What is a Kubernetes pod?
Kubernetes pods are the smallest deployable computing units in Kubernetes, an open source system for container scheduling, orchestration and management. The name reflects how Kubernetes pods function like pods in nature, such as pea pods.
How does a Kubernetes pod work?
In Kubernetes, the term "pod" describes one or more containers that operate together. Although a pod can encapsulate many containers, each pod is typically home to only one container or a small number of tightly integrated containers.
Pods reside on nodes. More than one pod can share the same node. The containers within each pod share the host node's networking and storage resources, as well as specifications that determine how the containers run.
A pod's contents are scheduled and located together, modeling an application-specific logical host. Kubernetes users should host tightly integrated application containers in the same pod because, without containers, these applications or services would run on the same virtual or physical machine.
A pod's shared context is set by facets of isolation, such as Linux namespaces or cgroups. For an individual pod, single applications can be further isolated.
Kubernetes operators can expose information about pods, nodes and containers using environment variables. Kubernetes environment variables are statically defined or written by the user.
Pod environment variables tell the application in the pod's containers where to find resources or how to configure a component. This information is injected into the container at runtime. Although nodes also contain environment variables, they are not exposed to the containers.
Kubernetes pod management
Kubernetes supports any container runtime compatible with the Container Runtime Interface (CRI), such as containerd and CRI-O.
Although users can create pods, the Kubernetes controller usually creates pods and pod replicas for high availability or horizontal scaling. For example, when the user requests three new instances of a pod, Kubernetes creates three pods as API-level resources. The scheduler finds the appropriate node for each pod based on the Kubernetes user's policies and places the pod there.
Pods also enable containers to communicate using other standard means of communication, such as POSIX shared memory or System V semaphores. Containers in different pods have different IP addresses and are unable to use the inter-process communication (IPC) protocol.
However, Kubernetes pods can easily communicate with each other via services. For example, if the front end of an application resides in a pod on one node, the back end of that application can reside on the same node, on a different node or in multiple instances spread across various nodes. The front-end pod simply connects to a service that represents the back-end pod or pods.

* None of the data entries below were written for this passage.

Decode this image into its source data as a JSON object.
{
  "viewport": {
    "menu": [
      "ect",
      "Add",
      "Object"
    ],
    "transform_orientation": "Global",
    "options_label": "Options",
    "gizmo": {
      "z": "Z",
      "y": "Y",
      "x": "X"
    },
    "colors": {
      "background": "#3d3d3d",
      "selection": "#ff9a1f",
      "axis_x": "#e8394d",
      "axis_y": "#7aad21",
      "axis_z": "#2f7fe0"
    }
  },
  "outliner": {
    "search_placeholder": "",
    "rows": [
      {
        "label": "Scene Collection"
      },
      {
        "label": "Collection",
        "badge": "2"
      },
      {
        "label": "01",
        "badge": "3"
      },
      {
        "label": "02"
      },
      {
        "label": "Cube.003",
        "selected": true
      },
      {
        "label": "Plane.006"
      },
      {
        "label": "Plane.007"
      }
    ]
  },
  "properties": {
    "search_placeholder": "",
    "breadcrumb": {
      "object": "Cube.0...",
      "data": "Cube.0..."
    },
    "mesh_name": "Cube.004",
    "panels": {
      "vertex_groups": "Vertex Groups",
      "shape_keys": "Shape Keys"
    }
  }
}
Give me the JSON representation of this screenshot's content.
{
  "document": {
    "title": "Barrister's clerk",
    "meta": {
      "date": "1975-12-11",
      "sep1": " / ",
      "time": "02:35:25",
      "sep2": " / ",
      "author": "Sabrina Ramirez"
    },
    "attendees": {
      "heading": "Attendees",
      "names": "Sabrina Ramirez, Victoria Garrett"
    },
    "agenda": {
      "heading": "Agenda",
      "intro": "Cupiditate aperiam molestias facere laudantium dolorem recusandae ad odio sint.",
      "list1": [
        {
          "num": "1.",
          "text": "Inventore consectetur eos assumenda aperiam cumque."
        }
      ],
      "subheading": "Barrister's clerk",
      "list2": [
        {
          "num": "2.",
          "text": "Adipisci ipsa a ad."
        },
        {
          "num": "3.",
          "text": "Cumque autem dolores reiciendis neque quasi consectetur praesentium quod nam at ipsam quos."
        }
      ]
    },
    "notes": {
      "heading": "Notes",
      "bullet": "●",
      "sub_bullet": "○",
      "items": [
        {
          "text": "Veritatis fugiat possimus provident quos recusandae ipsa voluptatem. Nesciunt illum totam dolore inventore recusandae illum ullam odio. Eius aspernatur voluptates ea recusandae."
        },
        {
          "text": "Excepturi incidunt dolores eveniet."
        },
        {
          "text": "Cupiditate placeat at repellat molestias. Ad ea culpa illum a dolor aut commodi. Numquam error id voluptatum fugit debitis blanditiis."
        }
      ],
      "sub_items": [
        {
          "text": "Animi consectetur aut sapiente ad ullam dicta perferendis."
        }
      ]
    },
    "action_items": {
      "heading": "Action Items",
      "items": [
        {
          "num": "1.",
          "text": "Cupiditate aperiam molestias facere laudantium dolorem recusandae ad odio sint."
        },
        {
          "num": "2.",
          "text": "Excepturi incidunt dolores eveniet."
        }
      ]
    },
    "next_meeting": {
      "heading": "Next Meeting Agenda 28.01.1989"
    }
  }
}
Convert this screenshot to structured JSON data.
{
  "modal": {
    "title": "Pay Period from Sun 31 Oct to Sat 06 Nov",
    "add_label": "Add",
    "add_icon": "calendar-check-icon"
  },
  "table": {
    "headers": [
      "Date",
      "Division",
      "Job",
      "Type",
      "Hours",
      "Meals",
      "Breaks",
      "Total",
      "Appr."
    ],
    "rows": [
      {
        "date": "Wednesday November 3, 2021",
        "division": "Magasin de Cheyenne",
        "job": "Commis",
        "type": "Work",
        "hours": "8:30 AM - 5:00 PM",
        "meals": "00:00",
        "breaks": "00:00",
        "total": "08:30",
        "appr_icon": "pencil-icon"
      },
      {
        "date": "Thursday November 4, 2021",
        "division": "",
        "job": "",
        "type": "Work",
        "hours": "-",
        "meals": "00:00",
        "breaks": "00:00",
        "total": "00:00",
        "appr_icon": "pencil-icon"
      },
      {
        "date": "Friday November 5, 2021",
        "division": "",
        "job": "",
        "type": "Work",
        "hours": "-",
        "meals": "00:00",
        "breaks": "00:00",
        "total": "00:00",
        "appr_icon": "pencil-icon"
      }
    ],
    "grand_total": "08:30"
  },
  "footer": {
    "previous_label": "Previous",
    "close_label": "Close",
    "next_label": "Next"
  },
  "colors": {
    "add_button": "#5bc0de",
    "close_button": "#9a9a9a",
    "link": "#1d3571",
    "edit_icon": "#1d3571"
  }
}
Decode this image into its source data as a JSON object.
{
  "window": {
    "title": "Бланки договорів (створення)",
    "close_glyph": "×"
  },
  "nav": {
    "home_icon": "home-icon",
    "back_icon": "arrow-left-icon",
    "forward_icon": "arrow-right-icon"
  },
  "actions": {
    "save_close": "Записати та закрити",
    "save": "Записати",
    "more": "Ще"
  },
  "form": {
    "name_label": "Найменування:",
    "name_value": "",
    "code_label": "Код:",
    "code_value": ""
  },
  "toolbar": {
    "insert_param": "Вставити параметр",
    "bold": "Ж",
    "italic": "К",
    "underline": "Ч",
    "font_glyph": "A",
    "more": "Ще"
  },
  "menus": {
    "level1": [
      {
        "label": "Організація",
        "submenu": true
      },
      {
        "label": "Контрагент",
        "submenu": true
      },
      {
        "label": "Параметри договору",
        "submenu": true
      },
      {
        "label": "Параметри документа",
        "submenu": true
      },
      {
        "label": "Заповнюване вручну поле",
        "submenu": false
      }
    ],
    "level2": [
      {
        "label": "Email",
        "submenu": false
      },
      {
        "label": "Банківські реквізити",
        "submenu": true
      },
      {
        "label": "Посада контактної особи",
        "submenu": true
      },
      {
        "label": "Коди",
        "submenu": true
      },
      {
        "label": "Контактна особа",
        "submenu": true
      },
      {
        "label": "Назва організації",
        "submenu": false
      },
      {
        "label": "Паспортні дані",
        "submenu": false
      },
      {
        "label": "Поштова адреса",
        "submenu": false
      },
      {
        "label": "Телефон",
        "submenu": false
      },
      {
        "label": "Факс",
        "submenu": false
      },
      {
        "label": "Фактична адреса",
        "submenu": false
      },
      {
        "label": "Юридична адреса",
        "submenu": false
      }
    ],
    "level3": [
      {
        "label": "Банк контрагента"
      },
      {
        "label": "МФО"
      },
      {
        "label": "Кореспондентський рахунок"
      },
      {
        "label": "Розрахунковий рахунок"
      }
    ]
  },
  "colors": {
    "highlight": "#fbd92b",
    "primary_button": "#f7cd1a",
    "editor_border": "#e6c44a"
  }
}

How are Kubernetes pods used?
In Kubernetes, pods are generally ephemeral, as are application containers.
Users design a pod and assign it unique identification and resource requirements. The system can then schedule the pod to an appropriate node, specifying settings for quality of service if desired. The pod uses that node until the session is terminated or the pod is deleted.
When a node shuts down, the pods attached to it are scheduled for deletion following a timeout period. An individual pod, which is marked with a unique identifier, cannot be rescheduled to a new node but can be copied and replaced with an identical pod. The user can recycle the same name and identifier for the new pod.